Ассистентка Рилли! Эти слова — просто пощечина для ее эго. Она испытывала жгучую боль от того, что из всех фотографов Лос-Анджелеса она ухитрилась угодить в ассистентки именно к нему. Ей казалось, что она этого не переживет. Особенно когда ей пришлось стоять на улице возле его грузовика и, не говоря ни слова, терпеливо сносить, как он грузил ее, как шерпу. Она, конечно, понимала, что он делал это не из плохих побуждений и в конце концов тоже взял внушительную ношу (гораздо более внушительную, чем нагрузил на нее), но ничего не могла с собой поделать. Она хотела сказать ему, чтобы он подавился своей работой, чтобы отправил ее туда, куда даже солнце не заглядывает, но ей пришлось проглотить свою гордость и отправиться вслед за ним. Ей очень нужны были деньги. И сейчас более, чем когда-либо.
Своим стильным квадратным ногтем Тина прошлась по списку имен в своем планшете и напомнила Фрэнки одну из тех красивых девушек, которые стоят возле охранников у дверей торгующих наркотиками баров в Сохо и с наглым видом объявляют дрожащим клиентам, не имеющим счастья водить компанию с разными Робби Уиллиамсами и Бобби Ричардсами, что они «в списке не значатся» и поэтому им вход запрещен. Но Тина совсем не была похожа на сволочную и зловредную англичанку. Она была полной энтузиазма и доброжелательной американкой.

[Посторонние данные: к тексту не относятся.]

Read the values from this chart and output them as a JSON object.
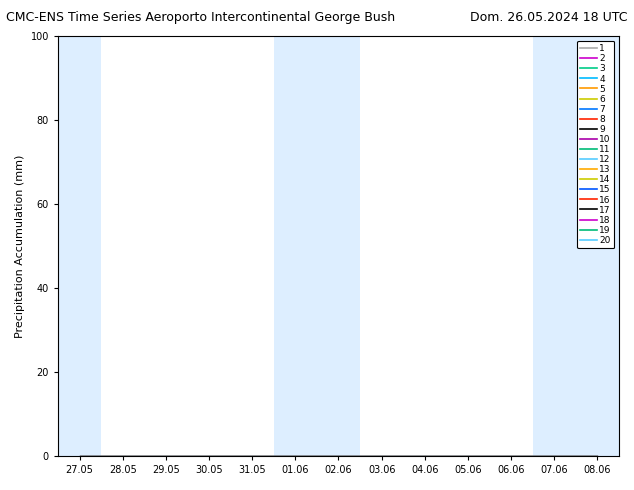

— Чудесно! — зачирикала она, черкнув какую-то закорючку в своем планшете. — Ваше место возле декораций джунглей, и поэтому… — Тут ее слова были прерваны назойливым прерывающимся бибиканьем пейджера. — О да, мужчина, — выдохнула она, хватаясь за голову и без всякого перехода переходя от радости к трагедии, как плохая начинающая актриса. — Мне срочно нужно в костюмерную. Подождите здесь. — Она отчаянно взмахнула рукой по направлению к клеткам со львами и устремилась через павильон, громко разговаривая по уоки-токи и пытаясь добиться правильного соотношения между «крайней озабоченностью» и «полным самообладанием».
Возле клеток со львами? Фрэнки заколебалась. Наступал момент истины. Она должна выглядеть так, словно знает, чего она хочет и зачем сюда попала. Добиться этого состояния было не так-то просто. Она нервно посмотрела на царей джунглей, которые облизывали свои лапы и смотрели на нее голодными глазами. Интересно, что испытывает человек, когда его бросают в клетку со львами?